In this world, suffering is unavoidable. But the next world will be free from it. Getting to know the Son of God personally and accepting His gift of eternal life is the way to gain Heaven: His deliverance from all worldly suffering.

Know that Faith is what brings Deliverance.
Have faith that the Son of God, Yeshua, can set you free. Hebrews 11:6 tells us, “… it is impossible to please God without faith. Anyone who wants to come to Him must believe that God exists and that He rewards those who sincerely seek Him.” Believe in Him in your heart.

Know Jesus’ Desire for You to be Delivered and Whole.
True faith asks, believing Jesus is willing, but understanding He may have better plans.

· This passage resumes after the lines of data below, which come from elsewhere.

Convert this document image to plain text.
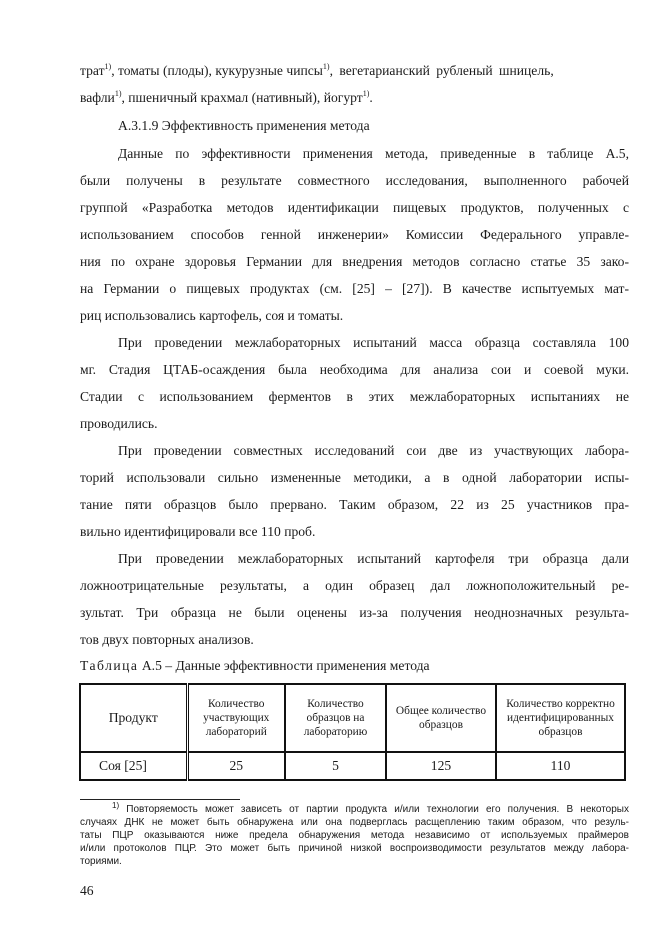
трат$^{1)}$, томаты (плоды), кукурузные чипсы$^{1)}$, вегетарианский рубленый шницель,
вафли$^{1)}$, пшеничный крахмал (нативный), йогурт$^{1)}$.
А.3.1.9 Эффективность применения метода
Данные по эффективности применения метода, приведенные в таблице А.5,
были получены в результате совместного исследования, выполненного рабочей
группой «Разработка методов идентификации пищевых продуктов, полученных с
использованием способов генной инженерии» Комиссии Федерального управле-
ния по охране здоровья Германии для внедрения методов согласно статье 35 зако-
на Германии о пищевых продуктах (см. [25] – [27]). В качестве испытуемых мат-
риц использовались картофель, соя и томаты.
При проведении межлабораторных испытаний масса образца составляла 100
мг. Стадия ЦТАБ-осаждения была необходима для анализа сои и соевой муки.
Стадии с использованием ферментов в этих межлабораторных испытаниях не
проводились.
При проведении совместных исследований сои две из участвующих лабора-
торий использовали сильно измененные методики, а в одной лаборатории испы-
тание пяти образцов было прервано. Таким образом, 22 из 25 участников пра-
вильно идентифицировали все 110 проб.
При проведении межлабораторных испытаний картофеля три образца дали
ложноотрицательные результаты, а один образец дал ложноположительный ре-
зультат. Три образца не были оценены из-за получения неоднозначных результа-
тов двух повторных анализов.
Таблица А.5 – Данные эффективности применения метода
Продукт	Количество участвующих лабораторий	Количество образцов на лабораторию	Общее количество образцов	Количество корректно идентифицированных образцов
Соя [25]	25	5	125	110
$^{1)}$ Повторяемость может зависеть от партии продукта и/или технологии его получения. В некоторых
случаях ДНК не может быть обнаружена или она подверглась расщеплению таким образом, что резуль-
таты ПЦР оказываются ниже предела обнаружения метода независимо от используемых праймеров
и/или протоколов ПЦР. Это может быть причиной низкой воспроизводимости результатов между лабора-
ториями.
46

The leper in Matthew 8:1-3 believed in Christ's ability but humbly asked for healing: “Large crowds followed Jesus as he came down the mountainside. Suddenly, a man with leprosy approached him and knelt before him. “Lord,” the man said, “if you are willing, you can heal me and make me clean.” Jesus reached out and touched him. “I am willing,” he said. “Be healed!” And instantly the leprosy disappeared.”

The Apostle Paul also asked for healing, but discovered that it was more important for him to trust in Christ's sufficiency than to experience physical healing. (2 Corinthians 12:7-10)

Ask yourself … how great is your burden?
Do you feel like you’ve done too much or have gone through too much in your life to be delivered? You’re not alone.

With Christ, there is peace that supasses all of our temporary troubles here on earth. This peace comes from knowing that we can only find victory in Jesus. So, “Today when you hear his voice, don’t harden your hearts.” (Hebrews 3:7) Because he has overcome the world, bringing us everlasting hope, no struggle can keep us from it. “For God says, “At just the right time, I hear you. On the day of Salvation, I helped you.”( 2 Corinthians 6:2).

It doesn’t matter how great the burden you carry.

Jesus is greater.

Pray this week:

Father, “turn to me and have mercy, for I am alone and in deep distress. My problems go from bad to worse.” Help me. In Jesus’ Name, amen.